Le 11 janvier dernier s’est déroulée à Los Angeles la 72ème cérémonie des Golden Globes. Une cérémonie souvent désigné comme « l’antichambre » des oscars et qui permet au « Hollywood Foreign Press » de récompenser les séries télévisées et les films qui ont marqué l’année. Cette année, au niveau des séries télévisées, House of Cards et Transparent ont raflé des récompenses majeures. Deux séries télévisées qui ne sont pas diffusées à la télévision dans leur pays d’origine… Une tendance de plus en plus répandue.
Du commerce électronique à la production de séries
Depuis quelques années Netflix et son service de vidéo à la demande rencontre un vif succès notamment en raison des contenus originaux qu’il propose. Face à un tel engouement, plusieurs sociétés possédant des moyens financiers importants ont décidé de se lancer dans la création et la diffusion de séries originales. Cependant, si Netflix avant la création de ses propres contenus avait déjà un pied dans le secteur ce n’était pas le cas d’Amazon et d’Alibaba, deux entreprises spécialisées à la base dans le commerce électronique.
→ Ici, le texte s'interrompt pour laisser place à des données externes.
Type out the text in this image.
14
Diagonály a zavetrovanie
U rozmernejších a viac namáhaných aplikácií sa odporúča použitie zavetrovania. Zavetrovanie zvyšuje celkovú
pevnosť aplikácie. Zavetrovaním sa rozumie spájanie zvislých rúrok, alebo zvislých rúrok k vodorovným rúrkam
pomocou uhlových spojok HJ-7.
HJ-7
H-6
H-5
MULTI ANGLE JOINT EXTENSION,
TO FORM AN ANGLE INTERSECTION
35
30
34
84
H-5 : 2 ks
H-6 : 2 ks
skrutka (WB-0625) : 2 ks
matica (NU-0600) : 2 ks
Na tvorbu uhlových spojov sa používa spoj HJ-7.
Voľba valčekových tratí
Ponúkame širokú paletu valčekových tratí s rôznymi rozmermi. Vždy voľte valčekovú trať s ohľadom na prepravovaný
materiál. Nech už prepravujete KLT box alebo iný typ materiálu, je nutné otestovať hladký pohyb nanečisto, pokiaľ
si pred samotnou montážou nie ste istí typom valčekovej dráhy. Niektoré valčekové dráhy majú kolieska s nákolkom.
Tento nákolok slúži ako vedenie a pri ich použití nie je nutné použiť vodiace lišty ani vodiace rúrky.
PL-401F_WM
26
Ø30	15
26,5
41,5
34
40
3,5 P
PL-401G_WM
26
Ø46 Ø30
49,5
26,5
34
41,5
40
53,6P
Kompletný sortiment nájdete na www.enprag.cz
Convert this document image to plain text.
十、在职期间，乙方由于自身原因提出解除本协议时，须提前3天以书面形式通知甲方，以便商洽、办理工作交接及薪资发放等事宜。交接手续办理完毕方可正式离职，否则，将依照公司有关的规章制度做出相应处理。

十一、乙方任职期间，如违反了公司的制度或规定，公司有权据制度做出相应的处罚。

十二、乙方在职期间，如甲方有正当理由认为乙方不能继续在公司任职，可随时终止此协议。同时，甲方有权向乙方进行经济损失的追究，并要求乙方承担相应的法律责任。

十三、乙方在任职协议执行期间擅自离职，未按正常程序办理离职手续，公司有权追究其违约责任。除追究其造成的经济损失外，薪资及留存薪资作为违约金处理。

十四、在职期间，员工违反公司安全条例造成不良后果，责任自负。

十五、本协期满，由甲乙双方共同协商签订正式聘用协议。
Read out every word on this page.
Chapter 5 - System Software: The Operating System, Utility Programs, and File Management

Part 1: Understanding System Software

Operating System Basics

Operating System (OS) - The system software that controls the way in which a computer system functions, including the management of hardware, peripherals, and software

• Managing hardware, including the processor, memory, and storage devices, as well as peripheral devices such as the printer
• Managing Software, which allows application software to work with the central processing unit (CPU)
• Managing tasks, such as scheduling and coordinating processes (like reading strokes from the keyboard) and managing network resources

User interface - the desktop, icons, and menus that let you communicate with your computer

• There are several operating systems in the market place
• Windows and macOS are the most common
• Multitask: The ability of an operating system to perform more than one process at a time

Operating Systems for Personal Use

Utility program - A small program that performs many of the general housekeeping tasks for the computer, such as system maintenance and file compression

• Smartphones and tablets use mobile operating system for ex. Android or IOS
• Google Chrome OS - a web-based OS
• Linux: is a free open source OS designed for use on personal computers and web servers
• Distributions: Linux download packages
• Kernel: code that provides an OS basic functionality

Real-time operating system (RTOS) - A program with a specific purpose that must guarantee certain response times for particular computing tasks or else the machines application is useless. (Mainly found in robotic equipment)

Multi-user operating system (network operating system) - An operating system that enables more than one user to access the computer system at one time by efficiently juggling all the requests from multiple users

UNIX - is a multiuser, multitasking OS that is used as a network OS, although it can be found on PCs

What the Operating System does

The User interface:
La série « Transparent » produite par Amazon a remporté le Golden Globe de la meilleure série comique, une vraie réussite pour Amazon qui ne s’est lancé que très récemment dans la production et la distribution de séries. En effet, ce n’est qu’en 2010 qu’Amazon a décidé d’emboîter le pas à Netflix en créant Amazon Studios dans le but d’alimenter en contenus originaux son service de streaming, « Amazon Instant Prime ». En décidant de créer ses propres contenus, Amazon a également adopté des techniques de production relativement différentes de celles pratiquées par les chaînes traditionnelles. Ainsi, pour la création de contenus originaux le géant du commerce électronique s’est basé sur les données de ses utilisateurs qu’il a pu récolter afin de répondre au mieux à leurs attentes. Un nouveau souffle qui semble plaire, puisque Woody Allen vient de signer un accord avec Amazon pour la création d’une série télévisée de 12 épisodes, une première pour le cinéaste.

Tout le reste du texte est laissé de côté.